Monday, August 17, 2009

The World vs. Us.....a rant

I have been a member of the Domestic Violence Survivors group since October of 07. At that time, I had been out of my abusive relationship for 3 months, and since then have faithfully read/posted/replied to this group everyday. I have read about successes, women who have finally gotten out; the pain, the black eyes, the bruises, the life altering injuries, the miscarriages due to abuse, the homelessness, the hunger, the sexual abuse done to their child, emotional abuse that will require therapy for many years to come, the destroyed self-esteem, the financial ruin, the custody battles, terror, fear, depression, the baby steps, the moments of "being still", the "escape" plans, dealing with cps, dealing with insensitive cops, dealing with "blind" in-laws, friends turning their backs, siblings who don't want to "see", the exhaustion of telling the truth, only to not be believed, of a system that gives visitation to a man who has abused mommy, but didn't the harm children, full custody to the abuser while maligning the mommy with falsehoods. I have read the tears, the cries for help, the frustration, the exhaustion, and the utter dismay of so many women who just want to be safe, and to raise their children in an environment that is loving, and peaceful.

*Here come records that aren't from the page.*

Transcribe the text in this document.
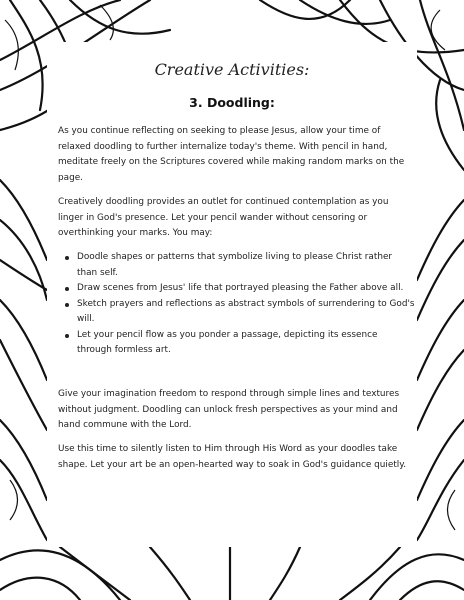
Creative Activities:
3. Doodling:

As you continue reflecting on seeking to please Jesus, allow your time of relaxed doodling to further internalize today's theme. With pencil in hand, meditate freely on the Scriptures covered while making random marks on the page.

Creatively doodling provides an outlet for continued contemplation as you linger in God's presence. Let your pencil wander without censoring or overthinking your marks. You may:

Doodle shapes or patterns that symbolize living to please Christ rather than self.
Draw scenes from Jesus' life that portrayed pleasing the Father above all.
Sketch prayers and reflections as abstract symbols of surrendering to God's will.
Let your pencil flow as you ponder a passage, depicting its essence through formless art.

Give your imagination freedom to respond through simple lines and textures without judgment. Doodling can unlock fresh perspectives as your mind and hand commune with the Lord.

Use this time to silently listen to Him through His Word as your doodles take shape. Let your art be an open-hearted way to soak in God's guidance quietly.
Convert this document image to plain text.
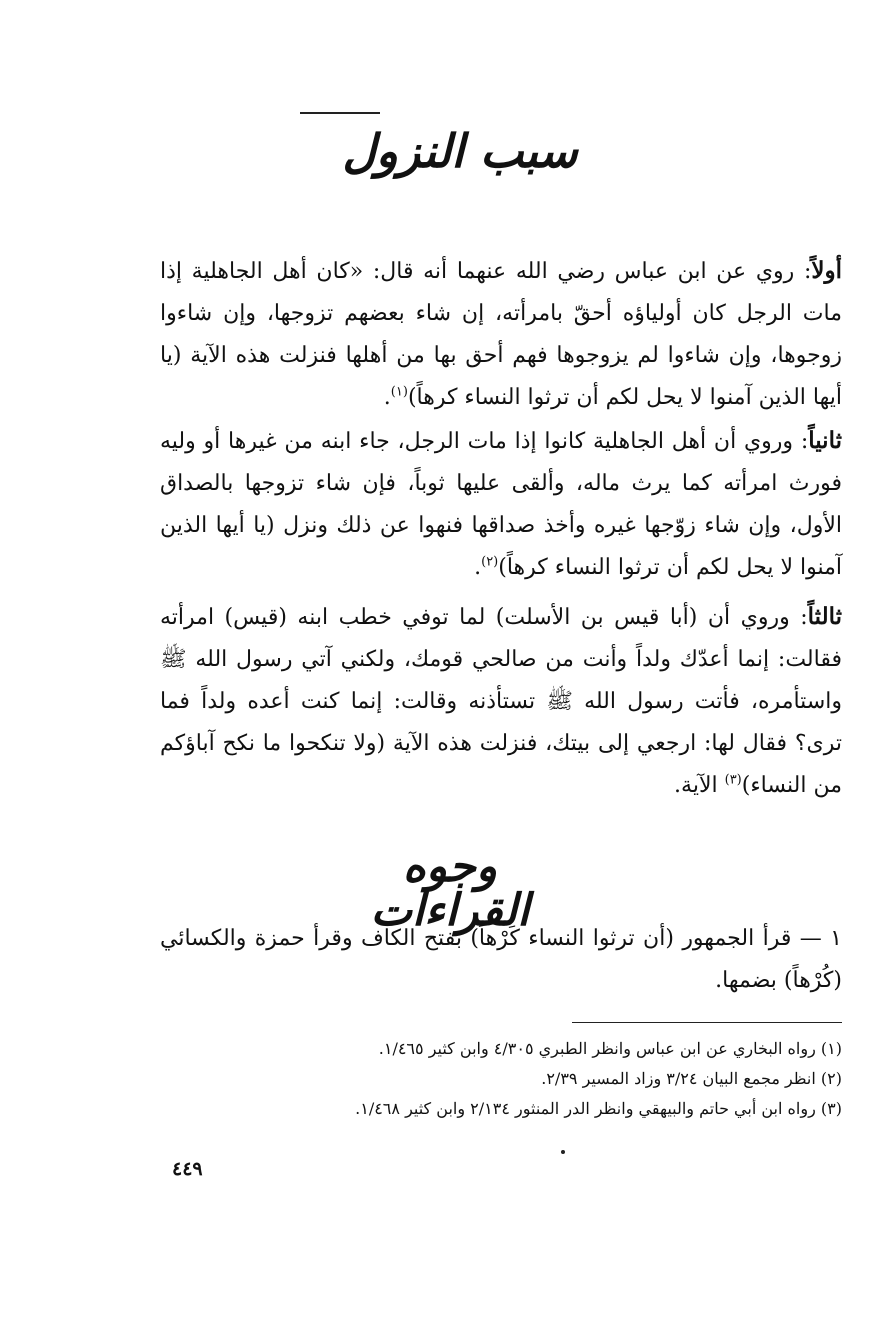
سبب النزول
أولاً: روي عن ابن عباس رضي الله عنهما أنه قال: «كان أهل الجاهلية إذا مات الرجل كان أولياؤه أحقّ بامرأته، إن شاء بعضهم تزوجها، وإن شاءوا زوجوها، وإن شاءوا لم يزوجوها فهم أحق بها من أهلها فنزلت هذه الآية (يا أيها الذين آمنوا لا يحل لكم أن ترثوا النساء كرهاً)$^{(١)}$.
ثانياً: وروي أن أهل الجاهلية كانوا إذا مات الرجل، جاء ابنه من غيرها أو وليه فورث امرأته كما يرث ماله، وألقى عليها ثوباً، فإن شاء تزوجها بالصداق الأول، وإن شاء زوّجها غيره وأخذ صداقها فنهوا عن ذلك ونزل (يا أيها الذين آمنوا لا يحل لكم أن ترثوا النساء كرهاً)$^{(٢)}$.
ثالثاً: وروي أن (أبا قيس بن الأسلت) لما توفي خطب ابنه (قيس) امرأته فقالت: إنما أعدّك ولداً وأنت من صالحي قومك، ولكني آتي رسول الله ﷺ واستأمره، فأتت رسول الله ﷺ تستأذنه وقالت: إنما كنت أعده ولداً فما ترى؟ فقال لها: ارجعي إلى بيتك، فنزلت هذه الآية (ولا تنكحوا ما نكح آباؤكم من النساء)$^{(٣)}$ الآية.
وجوه القراءات
١ — قرأ الجمهور (أن ترثوا النساء كَرْهاً) بفتح الكاف وقرأ حمزة والكسائي (كُرْهاً) بضمها.
(١) رواه البخاري عن ابن عباس وانظر الطبري ٤/٣٠٥ وابن كثير ١/٤٦٥.
(٢) انظر مجمع البيان ٣/٢٤ وزاد المسير ٢/٣٩.
(٣) رواه ابن أبي حاتم والبيهقي وانظر الدر المنثور ٢/١٣٤ وابن كثير ١/٤٦٨.
٤٤٩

Some of us have been able to keep our homes, some of us have been evicted because of our abusers, some of us live with our parents, some of us live in shelters, some of us have moved over state lines, some of us have changed our identities, some of us live in one room apartments and some of us can't leave the abuse because we would have no where to live. We have had to choose to stay so our children have a roof over their heads. We have had to stay because our abusers would kill us or our children if we try to leave, that an RO is only a piece of paper. Some of us stay because our abuser will steal our kids. We stay because the fear of the abuser is so powerful, it paralyzes us. Some of us stay because we know we can't "win" because of who the abuser knows, who his relatives are or where he works. Some of us barely breathe because state laws vary, one state seems to recognize the devastation of Domestic Violence, while another State thinks we are making this stuff up just to get back at our "man".

As foreword thinking our society has become, it is amazing, that even with photographic evidence, medical records, police reports, and even eyewitnesses, that a woman has to fight every step of the way to be safe. That our laws will still extend "parental rights" to a man who has beaten us, stabbed us, shot us, threaten to kill us in front of your children, raped us, sexually abused our children, held us prisoners for hours or days, terrorized every moment alone with them, called us every degrading name you can think of, thrown things at us, destroyed our children's toys, had/have us so programmed that every waking moment we walked on eggshells, hid in a room with the kids in hopes he would just leave us alone. We have stayed awake for hours and hours, trying to get our children to sleep so that they wouldn't cry, kept ourselves awake, in hopes that he would fall asleep, and not want to touch us. To close our eyes, "go somewhere else" when he did touch us. To cower in a corner, trying so hard to protect our unborn child to the punches and kicks, to make ourselves as small as possible to minimize the contact. To try to comfort and soothe the desperate cries of children as they watch mommy get hurt. And after all that, we try not to bash these "fathers" to our children, to not speak disrespectfully about them, to make it seem that Daddy has a "boo-boo" and when he gets it fixed maybe you can see him again. Or the worst scenario, is sit on that chair and watch your children get in the car with him for his overnight visits and pray and pray so hard that your children will come home ok. And after all our children have seen and heard, you have to convince your children that they will be alright being alone with him. God forbid we alienate our abusers.

A little boy was just shot and killed by his father because he would've rather kill his son than pay child support. This father never took advantage of his visitation rights, until the law caught up with over his support payments; so he finally "sees" his son for the first time, and kills him. I can't even comment, the rage I feel over this is unbelievable.

When do the eyes of law open. When do the ears of justice, hear our cries. We are entitled to the rights that every citizen of this country has, except when it comes to our safety, and our children's safety. We are thought of as victims, and we are, until we realize that we have to become survivors, not only from our abusive relationships, but survivors of our laws, judges, cps, doctors, housing, food stamps, in-laws, lawyers, and the ignorance of many who, until you have wept in our shoes, have no idea of the life-encompassing consequences of domestic violence.